(I hate roller-coasters.)
The last week has demonstrated clearly, I think we can all agree, that 1) there is an urgent need for Twitter to be de-politicized, stripped of partisan censorship, and become a trustworthy platform for the unfettered distribution of news, information and opinion to the public, and 2) Elon Musk is too much of a loose cannon to be the manager of Twitter’s reform.
Yesterday almost qualified as a meltdown, or a tantrum, or something. Maybe a joke. Who knows with him? He teased his withdrawal from the daily management of the reeling social media giant. He hinted that the company was teetering on bankruptcy. He put his continued tenure as CEO up for a vote, pledging to abide by the results.

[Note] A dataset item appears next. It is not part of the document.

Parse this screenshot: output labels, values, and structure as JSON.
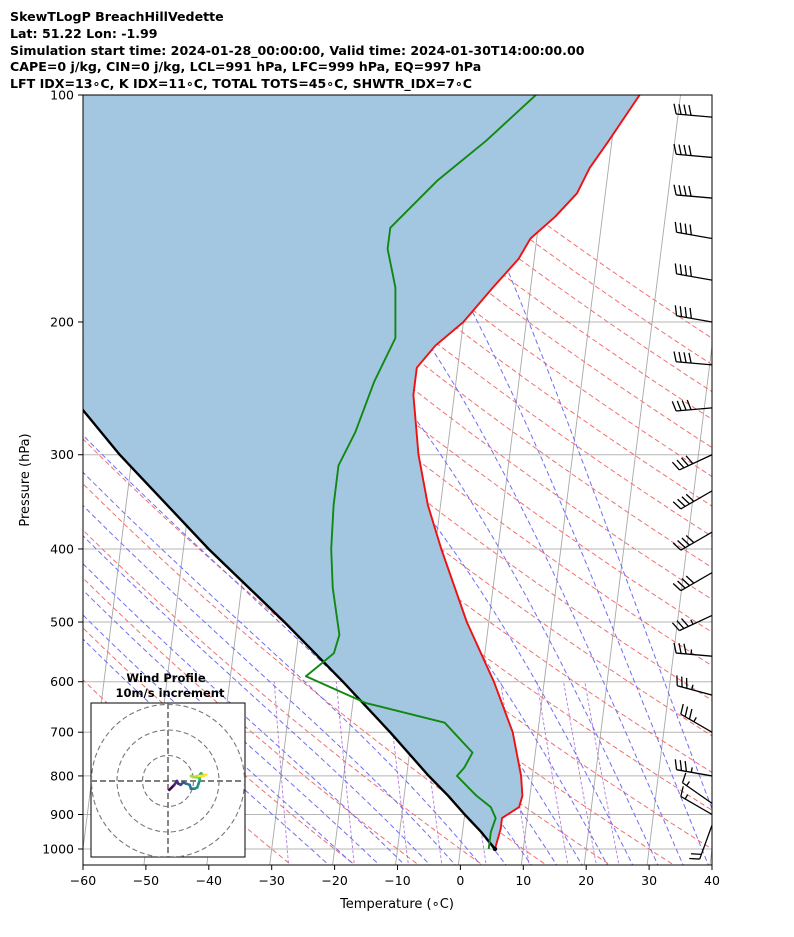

Chaos. Musk is quite a bit like Donald Trump, which shouldn’t be surprising: the successful entrepreneur/ CEO/ autocrat/narcissist is a well-understood personality type, and management by chaos is a management style that can be very effective for the short term in a private company (but not the U.S. government). I worked for a chaos manager for seven years, and he was brilliant at it, but I decided then and there that I could never operate that way. It is hard on subordinates, employees and stake-holders; only the chaotic manager enjoys the pressure. It is a non-Golden Rule management style that relies entirely on utilitarianism as its ethical justification. Yes, the methods causes breakdowns, anxiety and constant crisis, but if it “works,” it’s worth the pain. That’s what Musk has been doing.